Artık cry'ün İngilizce içindeki anlamı hakkında daha fazla bilgi sahibi olduğunuza göre, seçilen örnekler aracılığıyla bunların nasıl kullanılacağını ve nasıl yapılacağını öğrenebilirsiniz. onları okuyun. Ve önerdiğimiz ilgili kelimeleri öğrenmeyi unutmayın. Web sitemiz sürekli olarak yeni kelimeler ve yeni örneklerle güncellenmektedir, böylece bilmediğiniz diğer kelimelerin anlamlarını İngilizce içinde arayabilirsiniz.

cry ile ilgili kelimeler

İngilizce hakkında bilginiz var mı

İngilizce, İngiltere'ye göç eden ve 1400 yılı aşkın bir süre içinde gelişen Germen kabilelerinden gelmektedir. İngilizce, Çince ve İspanyolca'dan sonra dünyada en çok konuşulan üçüncü dildir.

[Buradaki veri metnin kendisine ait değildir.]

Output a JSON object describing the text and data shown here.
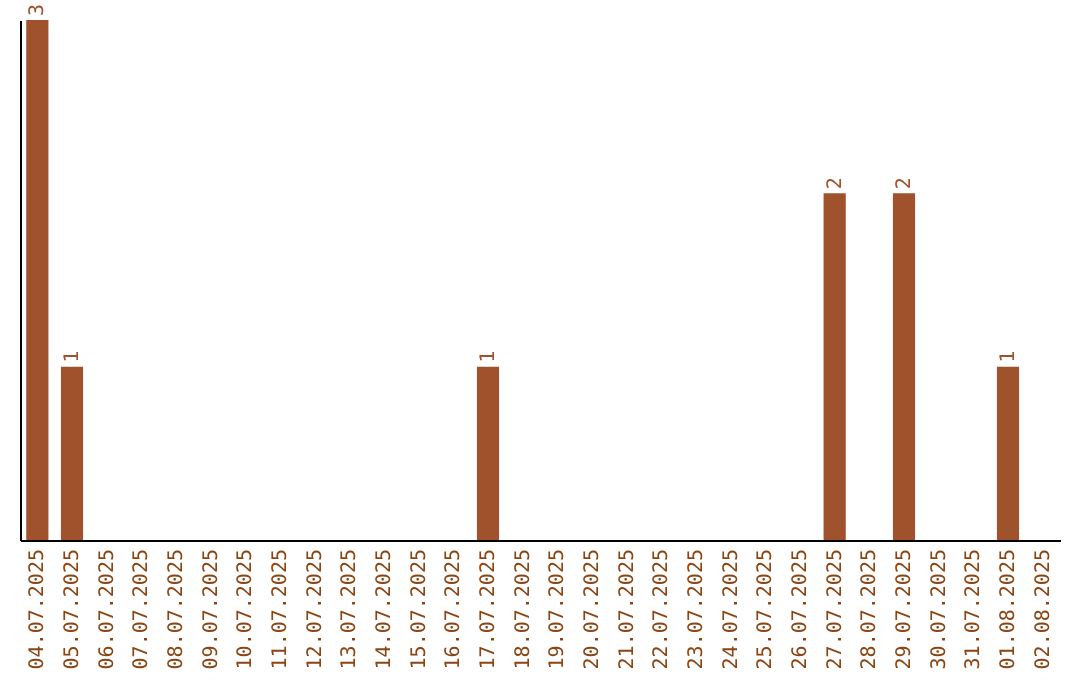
{
  "chart_data": {
    "type": "bar",
    "categories": [
      "04.07.2025",
      "05.07.2025",
      "06.07.2025",
      "07.07.2025",
      "08.07.2025",
      "09.07.2025",
      "10.07.2025",
      "11.07.2025",
      "12.07.2025",
      "13.07.2025",
      "14.07.2025",
      "15.07.2025",
      "16.07.2025",
      "17.07.2025",
      "18.07.2025",
      "19.07.2025",
      "20.07.2025",
      "21.07.2025",
      "22.07.2025",
      "23.07.2025",
      "24.07.2025",
      "25.07.2025",
      "26.07.2025",
      "27.07.2025",
      "28.07.2025",
      "29.07.2025",
      "30.07.2025",
      "31.07.2025",
      "01.08.2025",
      "02.08.2025"
    ],
    "values": [
      3,
      1,
      null,
      null,
      null,
      null,
      null,
      null,
      null,
      null,
      null,
      null,
      null,
      1,
      null,
      null,
      null,
      null,
      null,
      null,
      null,
      null,
      null,
      2,
      null,
      2,
      null,
      null,
      1,
      null
    ],
    "color": "#a0522d",
    "data_labels": true
  }
}
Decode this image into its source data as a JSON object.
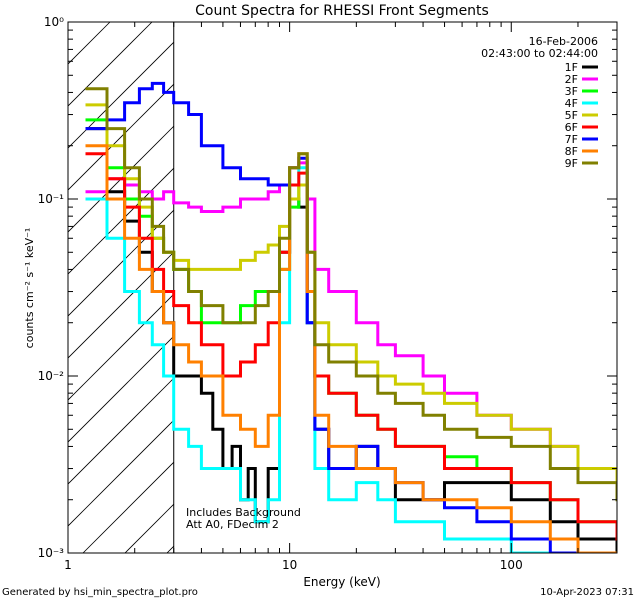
{
  "chart_data": {
    "type": "line",
    "title": "Count Spectra for RHESSI Front Segments",
    "xlabel": "Energy (keV)",
    "ylabel": "counts cm⁻² s⁻¹ keV⁻¹",
    "xscale": "log",
    "yscale": "log",
    "xlim": [
      1,
      300
    ],
    "ylim": [
      0.001,
      1
    ],
    "x_ticks": [
      {
        "value": 1,
        "label": "1"
      },
      {
        "value": 10,
        "label": "10"
      },
      {
        "value": 100,
        "label": "100"
      }
    ],
    "y_ticks": [
      {
        "value": 0.001,
        "label": "10⁻³"
      },
      {
        "value": 0.01,
        "label": "10⁻²"
      },
      {
        "value": 0.1,
        "label": "10⁻¹"
      },
      {
        "value": 1,
        "label": "10⁰"
      }
    ],
    "hatched_region": {
      "x_from": 1,
      "x_to": 3
    },
    "date_text": "16-Feb-2006",
    "time_range_text": "02:43:00 to 02:44:00",
    "legend_position": "top-right",
    "annotations": [
      "Includes Background",
      "Att A0, FDecim 2"
    ],
    "footer_left": "Generated by hsi_min_spectra_plot.pro",
    "footer_right": "10-Apr-2023 07:31",
    "series": [
      {
        "name": "1F",
        "color": "#000000",
        "points": [
          [
            1.2,
            0.25
          ],
          [
            1.5,
            0.11
          ],
          [
            1.8,
            0.075
          ],
          [
            2.1,
            0.05
          ],
          [
            2.4,
            0.03
          ],
          [
            2.7,
            0.02
          ],
          [
            3,
            0.01
          ],
          [
            3.5,
            0.01
          ],
          [
            4,
            0.008
          ],
          [
            4.5,
            0.005
          ],
          [
            5,
            0.003
          ],
          [
            5.5,
            0.004
          ],
          [
            6,
            0.002
          ],
          [
            6.5,
            0.003
          ],
          [
            7,
            0.0015
          ],
          [
            8,
            0.003
          ],
          [
            9,
            0.05
          ],
          [
            10,
            0.1
          ],
          [
            11,
            0.09
          ],
          [
            12,
            0.02
          ],
          [
            13,
            0.005
          ],
          [
            15,
            0.003
          ],
          [
            20,
            0.004
          ],
          [
            25,
            0.003
          ],
          [
            30,
            0.002
          ],
          [
            40,
            0.002
          ],
          [
            50,
            0.0025
          ],
          [
            70,
            0.0025
          ],
          [
            100,
            0.002
          ],
          [
            150,
            0.0015
          ],
          [
            200,
            0.0012
          ],
          [
            300,
            0.001
          ]
        ]
      },
      {
        "name": "2F",
        "color": "#ff00ff",
        "points": [
          [
            1.2,
            0.11
          ],
          [
            1.5,
            0.13
          ],
          [
            1.8,
            0.12
          ],
          [
            2.1,
            0.11
          ],
          [
            2.4,
            0.1
          ],
          [
            2.7,
            0.11
          ],
          [
            3,
            0.095
          ],
          [
            3.5,
            0.09
          ],
          [
            4,
            0.085
          ],
          [
            5,
            0.09
          ],
          [
            6,
            0.1
          ],
          [
            7,
            0.1
          ],
          [
            8,
            0.11
          ],
          [
            9,
            0.12
          ],
          [
            10,
            0.15
          ],
          [
            11,
            0.16
          ],
          [
            12,
            0.1
          ],
          [
            13,
            0.04
          ],
          [
            15,
            0.03
          ],
          [
            20,
            0.02
          ],
          [
            25,
            0.015
          ],
          [
            30,
            0.013
          ],
          [
            40,
            0.01
          ],
          [
            50,
            0.008
          ],
          [
            70,
            0.006
          ],
          [
            100,
            0.005
          ],
          [
            150,
            0.004
          ],
          [
            200,
            0.003
          ],
          [
            300,
            0.0025
          ]
        ]
      },
      {
        "name": "3F",
        "color": "#00ff00",
        "points": [
          [
            1.2,
            0.28
          ],
          [
            1.5,
            0.15
          ],
          [
            1.8,
            0.1
          ],
          [
            2.1,
            0.08
          ],
          [
            2.4,
            0.06
          ],
          [
            2.7,
            0.05
          ],
          [
            3,
            0.04
          ],
          [
            3.5,
            0.03
          ],
          [
            4,
            0.02
          ],
          [
            5,
            0.02
          ],
          [
            6,
            0.025
          ],
          [
            7,
            0.03
          ],
          [
            8,
            0.03
          ],
          [
            9,
            0.04
          ],
          [
            10,
            0.09
          ],
          [
            11,
            0.12
          ],
          [
            12,
            0.03
          ],
          [
            13,
            0.01
          ],
          [
            15,
            0.008
          ],
          [
            20,
            0.006
          ],
          [
            25,
            0.005
          ],
          [
            30,
            0.004
          ],
          [
            40,
            0.004
          ],
          [
            50,
            0.0035
          ],
          [
            70,
            0.003
          ],
          [
            100,
            0.0025
          ],
          [
            150,
            0.002
          ],
          [
            200,
            0.0015
          ],
          [
            300,
            0.0012
          ]
        ]
      },
      {
        "name": "4F",
        "color": "#00ffff",
        "points": [
          [
            1.2,
            0.1
          ],
          [
            1.5,
            0.06
          ],
          [
            1.8,
            0.03
          ],
          [
            2.1,
            0.02
          ],
          [
            2.4,
            0.015
          ],
          [
            2.7,
            0.01
          ],
          [
            3,
            0.005
          ],
          [
            3.5,
            0.004
          ],
          [
            4,
            0.003
          ],
          [
            5,
            0.003
          ],
          [
            6,
            0.002
          ],
          [
            7,
            0.0015
          ],
          [
            8,
            0.002
          ],
          [
            9,
            0.02
          ],
          [
            10,
            0.12
          ],
          [
            11,
            0.15
          ],
          [
            12,
            0.02
          ],
          [
            13,
            0.003
          ],
          [
            15,
            0.002
          ],
          [
            20,
            0.0025
          ],
          [
            25,
            0.002
          ],
          [
            30,
            0.0015
          ],
          [
            40,
            0.0015
          ],
          [
            50,
            0.0012
          ],
          [
            70,
            0.0012
          ],
          [
            100,
            0.001
          ],
          [
            150,
            0.001
          ],
          [
            200,
            0.001
          ],
          [
            300,
            0.001
          ]
        ]
      },
      {
        "name": "5F",
        "color": "#cccc00",
        "points": [
          [
            1.2,
            0.34
          ],
          [
            1.5,
            0.2
          ],
          [
            1.8,
            0.13
          ],
          [
            2.1,
            0.09
          ],
          [
            2.4,
            0.06
          ],
          [
            2.7,
            0.05
          ],
          [
            3,
            0.045
          ],
          [
            3.5,
            0.04
          ],
          [
            4,
            0.04
          ],
          [
            5,
            0.04
          ],
          [
            6,
            0.045
          ],
          [
            7,
            0.05
          ],
          [
            8,
            0.055
          ],
          [
            9,
            0.07
          ],
          [
            10,
            0.1
          ],
          [
            11,
            0.12
          ],
          [
            12,
            0.05
          ],
          [
            13,
            0.02
          ],
          [
            15,
            0.015
          ],
          [
            20,
            0.012
          ],
          [
            25,
            0.01
          ],
          [
            30,
            0.009
          ],
          [
            40,
            0.008
          ],
          [
            50,
            0.007
          ],
          [
            70,
            0.006
          ],
          [
            100,
            0.005
          ],
          [
            150,
            0.004
          ],
          [
            200,
            0.003
          ],
          [
            300,
            0.0025
          ]
        ]
      },
      {
        "name": "6F",
        "color": "#ff0000",
        "points": [
          [
            1.2,
            0.18
          ],
          [
            1.5,
            0.13
          ],
          [
            1.8,
            0.09
          ],
          [
            2.1,
            0.06
          ],
          [
            2.4,
            0.04
          ],
          [
            2.7,
            0.03
          ],
          [
            3,
            0.025
          ],
          [
            3.5,
            0.02
          ],
          [
            4,
            0.015
          ],
          [
            5,
            0.01
          ],
          [
            6,
            0.012
          ],
          [
            7,
            0.015
          ],
          [
            8,
            0.02
          ],
          [
            9,
            0.05
          ],
          [
            10,
            0.12
          ],
          [
            11,
            0.14
          ],
          [
            12,
            0.03
          ],
          [
            13,
            0.01
          ],
          [
            15,
            0.008
          ],
          [
            20,
            0.006
          ],
          [
            25,
            0.005
          ],
          [
            30,
            0.004
          ],
          [
            40,
            0.004
          ],
          [
            50,
            0.003
          ],
          [
            70,
            0.003
          ],
          [
            100,
            0.0025
          ],
          [
            150,
            0.002
          ],
          [
            200,
            0.0015
          ],
          [
            300,
            0.0012
          ]
        ]
      },
      {
        "name": "7F",
        "color": "#0000ff",
        "points": [
          [
            1.2,
            0.25
          ],
          [
            1.5,
            0.28
          ],
          [
            1.8,
            0.35
          ],
          [
            2.1,
            0.42
          ],
          [
            2.4,
            0.45
          ],
          [
            2.7,
            0.4
          ],
          [
            3,
            0.35
          ],
          [
            3.5,
            0.3
          ],
          [
            4,
            0.2
          ],
          [
            5,
            0.15
          ],
          [
            6,
            0.13
          ],
          [
            7,
            0.13
          ],
          [
            8,
            0.12
          ],
          [
            9,
            0.12
          ],
          [
            10,
            0.15
          ],
          [
            11,
            0.17
          ],
          [
            12,
            0.02
          ],
          [
            13,
            0.005
          ],
          [
            15,
            0.003
          ],
          [
            20,
            0.004
          ],
          [
            25,
            0.003
          ],
          [
            30,
            0.0025
          ],
          [
            40,
            0.002
          ],
          [
            50,
            0.0018
          ],
          [
            70,
            0.0015
          ],
          [
            100,
            0.0012
          ],
          [
            150,
            0.001
          ],
          [
            200,
            0.001
          ],
          [
            300,
            0.001
          ]
        ]
      },
      {
        "name": "8F",
        "color": "#ff8000",
        "points": [
          [
            1.2,
            0.2
          ],
          [
            1.5,
            0.1
          ],
          [
            1.8,
            0.06
          ],
          [
            2.1,
            0.04
          ],
          [
            2.4,
            0.03
          ],
          [
            2.7,
            0.02
          ],
          [
            3,
            0.015
          ],
          [
            3.5,
            0.012
          ],
          [
            4,
            0.01
          ],
          [
            5,
            0.006
          ],
          [
            6,
            0.005
          ],
          [
            7,
            0.004
          ],
          [
            8,
            0.006
          ],
          [
            9,
            0.04
          ],
          [
            10,
            0.15
          ],
          [
            11,
            0.18
          ],
          [
            12,
            0.03
          ],
          [
            13,
            0.006
          ],
          [
            15,
            0.004
          ],
          [
            20,
            0.003
          ],
          [
            25,
            0.003
          ],
          [
            30,
            0.0025
          ],
          [
            40,
            0.002
          ],
          [
            50,
            0.002
          ],
          [
            70,
            0.0018
          ],
          [
            100,
            0.0015
          ],
          [
            150,
            0.0012
          ],
          [
            200,
            0.001
          ],
          [
            300,
            0.001
          ]
        ]
      },
      {
        "name": "9F",
        "color": "#808000",
        "points": [
          [
            1.2,
            0.42
          ],
          [
            1.5,
            0.25
          ],
          [
            1.8,
            0.15
          ],
          [
            2.1,
            0.1
          ],
          [
            2.4,
            0.07
          ],
          [
            2.7,
            0.05
          ],
          [
            3,
            0.04
          ],
          [
            3.5,
            0.03
          ],
          [
            4,
            0.025
          ],
          [
            5,
            0.02
          ],
          [
            6,
            0.02
          ],
          [
            7,
            0.025
          ],
          [
            8,
            0.03
          ],
          [
            9,
            0.06
          ],
          [
            10,
            0.15
          ],
          [
            11,
            0.18
          ],
          [
            12,
            0.05
          ],
          [
            13,
            0.015
          ],
          [
            15,
            0.012
          ],
          [
            20,
            0.01
          ],
          [
            25,
            0.008
          ],
          [
            30,
            0.007
          ],
          [
            40,
            0.006
          ],
          [
            50,
            0.005
          ],
          [
            70,
            0.0045
          ],
          [
            100,
            0.004
          ],
          [
            150,
            0.003
          ],
          [
            200,
            0.0025
          ],
          [
            300,
            0.002
          ]
        ]
      }
    ]
  }
}
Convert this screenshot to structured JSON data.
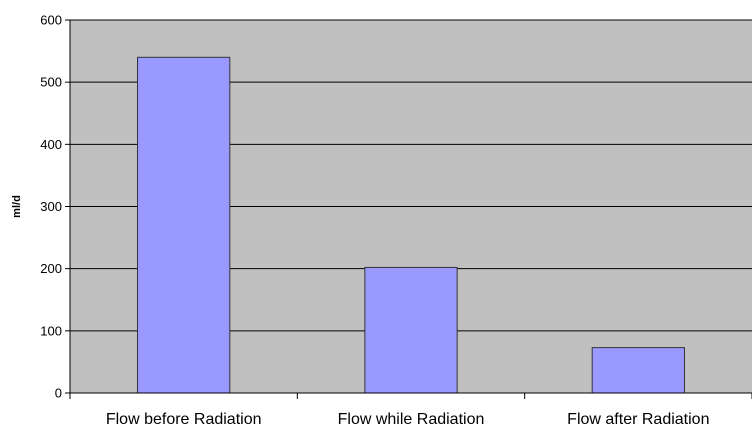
{
  "chart_data": {
    "type": "bar",
    "title": "",
    "xlabel": "",
    "ylabel": "ml/d",
    "categories": [
      "Flow before Radiation",
      "Flow while Radiation",
      "Flow after Radiation"
    ],
    "values": [
      540,
      202,
      73
    ],
    "ylim": [
      0,
      600
    ],
    "yticks": [
      "0",
      "100",
      "200",
      "300",
      "400",
      "500",
      "600"
    ],
    "grid": true,
    "legend": "none",
    "colors": {
      "plot_background": "#c0c0c0",
      "bar_fill": "#9999ff",
      "bar_stroke": "#333333",
      "gridline": "#000000"
    }
  }
}
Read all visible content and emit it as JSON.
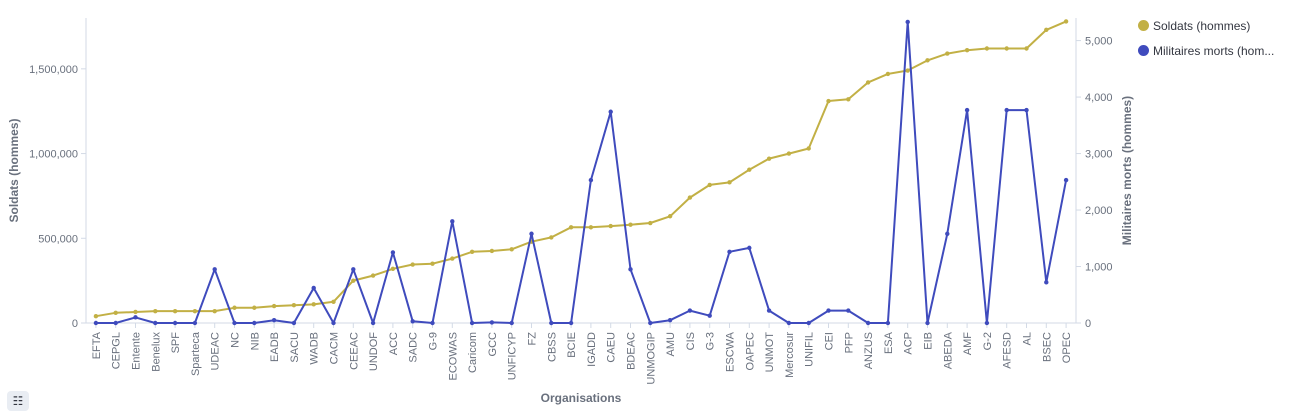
{
  "chart_data": {
    "type": "line",
    "xlabel": "Organisations",
    "ylabel_left": "Soldats (hommes)",
    "ylabel_right": "Militaires morts (hommes)",
    "ylim_left": [
      0,
      1800000
    ],
    "ylim_right": [
      0,
      5400
    ],
    "yticks_left": [
      0,
      500000,
      1000000,
      1500000
    ],
    "yticks_left_labels": [
      "0",
      "500,000",
      "1,000,000",
      "1,500,000"
    ],
    "yticks_right": [
      0,
      1000,
      2000,
      3000,
      4000,
      5000
    ],
    "yticks_right_labels": [
      "0",
      "1,000",
      "2,000",
      "3,000",
      "4,000",
      "5,000"
    ],
    "grid": false,
    "legend_position": "top-right",
    "categories": [
      "EFTA",
      "CEPGL",
      "Entente",
      "Benelux",
      "SPF",
      "Sparteca",
      "UDEAC",
      "NC",
      "NIB",
      "EADB",
      "SACU",
      "WADB",
      "CACM",
      "CEEAC",
      "UNDOF",
      "ACC",
      "SADC",
      "G-9",
      "ECOWAS",
      "Caricom",
      "GCC",
      "UNFICYP",
      "FZ",
      "CBSS",
      "BCIE",
      "IGADD",
      "CAEU",
      "BDEAC",
      "UNMOGIP",
      "AMU",
      "CIS",
      "G-3",
      "ESCWA",
      "OAPEC",
      "UNMOT",
      "Mercosur",
      "UNIFIL",
      "CEI",
      "PFP",
      "ANZUS",
      "ESA",
      "ACP",
      "EIB",
      "ABEDA",
      "AMF",
      "G-2",
      "AFESD",
      "AL",
      "BSEC",
      "OPEC"
    ],
    "series": [
      {
        "name": "Soldats (hommes)",
        "axis": "left",
        "color": "#c2b045",
        "values": [
          40000,
          60000,
          65000,
          70000,
          70000,
          70000,
          70000,
          90000,
          90000,
          100000,
          105000,
          110000,
          125000,
          250000,
          280000,
          320000,
          345000,
          350000,
          380000,
          420000,
          425000,
          435000,
          480000,
          505000,
          565000,
          565000,
          572000,
          580000,
          590000,
          630000,
          740000,
          815000,
          830000,
          905000,
          970000,
          1000000,
          1030000,
          1310000,
          1320000,
          1420000,
          1470000,
          1490000,
          1550000,
          1590000,
          1610000,
          1620000,
          1620000,
          1620000,
          1730000,
          1780000
        ]
      },
      {
        "name": "Militaires morts (hom...",
        "axis": "right",
        "color": "#3f4bbd",
        "values": [
          0,
          0,
          100,
          0,
          0,
          0,
          950,
          0,
          0,
          50,
          0,
          620,
          0,
          950,
          0,
          1250,
          30,
          0,
          1800,
          0,
          10,
          0,
          1580,
          0,
          0,
          2530,
          3740,
          950,
          0,
          50,
          220,
          130,
          1260,
          1330,
          220,
          0,
          0,
          220,
          220,
          0,
          0,
          5330,
          0,
          1580,
          3770,
          0,
          3770,
          3770,
          720,
          2530
        ]
      }
    ]
  },
  "legend_toggle_glyph": "☷"
}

En çok öğrenilen ikinci dildir. ve yaklaşık 60 egemen ülkenin resmi dilidir.Bu dil, ikinci ve yabancı dil olarak anadili konuşanlardan daha fazla sayıda konuşmacıya sahiptir.İngilizce aynı zamanda Birleşmiş Milletler, Avrupa Birliği ve diğer birçok uluslararası kuruluşun ortak resmi dilidir. ve bölgesel organizasyonlar. Günümüzde dünyanın her yerindeki İngilizce konuşanlar nispeten kolaylıkla iletişim kurabiliyor.